数值计算的传统,本质上一直是务实的。一个求解器是否有价值,并不取决于它是否像一个漂亮的符号定理,而取决于它是否能够在给定约束下收敛、稳定,并产生可用结果。从这个意义上说,神经网络继承了数值计算最深层的气质。它天然不是定理证明器,而是可学习的求解器。这也解释了为什么神经网络架构会如此多样。一旦把计算理解为边界条件下对残差的持续消减,那么方法本身就不再神圣不可变。不同架构、不同注意力机制、不同路由规则、不同结构技巧,只要有助于系统达到稳定而有效的计算,都是允许的。表面上看似架构百花齐放,实则是数值计算的务实主义在大规模学习系统中的自然展开。

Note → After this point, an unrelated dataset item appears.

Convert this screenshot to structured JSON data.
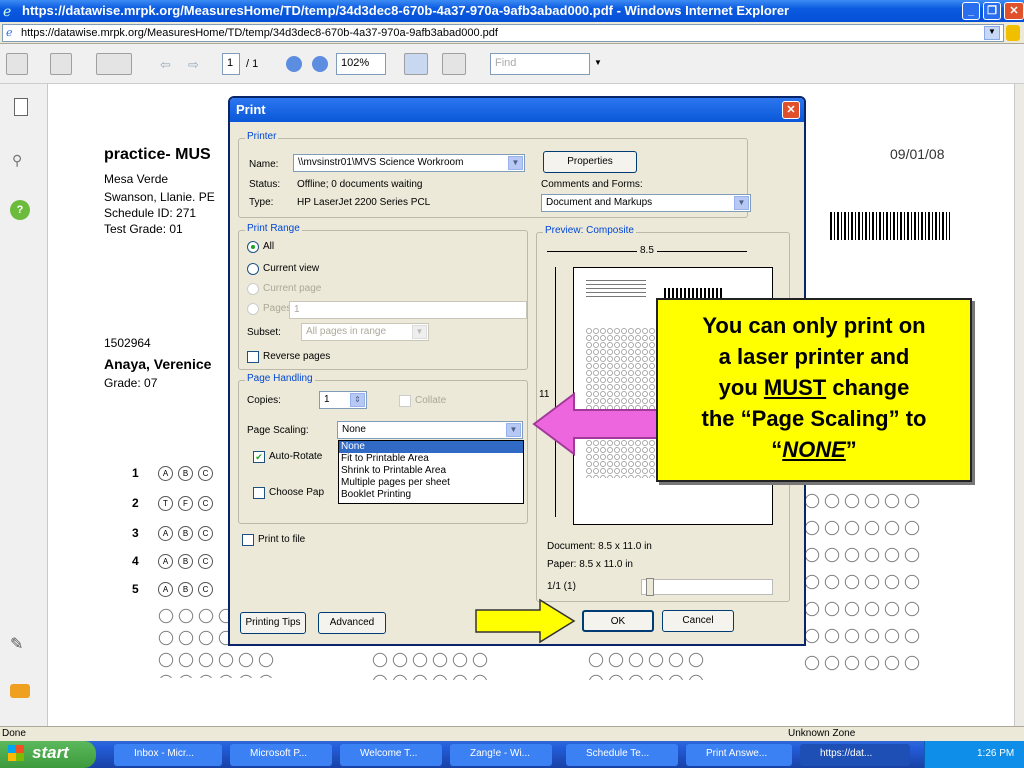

At the same time, this flexibility creates a profound tension. Classical numerical computation is usually anchored by a known governing equation and a well-defined fixed point. Neural networks are not. Their fixed points are learned, distributed, and often dynamic, shaped by data geometry rather than prescribed physics. Without a single explicit fixed point, the network is free to explore many admissible pathways across its learned manifold. That is why modern AI can absorb so many model forms and so many attention variants: the underlying system is not locked into one rigid path of computation. From the Deep Manifold perspective, this is the real source of architectural richness. The network behaves like learnable numerical computation without a fully pre-specified law, so many structural realizations can coexist, each crossing the same boundary in a different way, each useful if it contributes to convergence.
但与此同时,这种灵活性也带来了一个更深的张力。经典数值计算通常锚定在已知控制方程和明确不动点之上,而神经网络并非如此。它的不动点是学习出来的、分布式的、并且往往是动态的,由数据几何塑造,而不是由物理定律预先规定。正因为没有一个单一显式的不动点,网络才可以在其学习到的流形上探索多种可行路径。这正是为什么现代 AI 可以容纳如此多的模型形式与注意力变体:底层系统并没有被锁定在唯一的计算路径上。从深度流形的视角看,这正是架构丰富性的根源。神经网络表现为一种没有被完全预设定律束缚的可学习数值计算,因此可以存在多种结构实现,每一种都以不同方式跨越同一边界,只要它能促进收敛,就具有存在的合理性。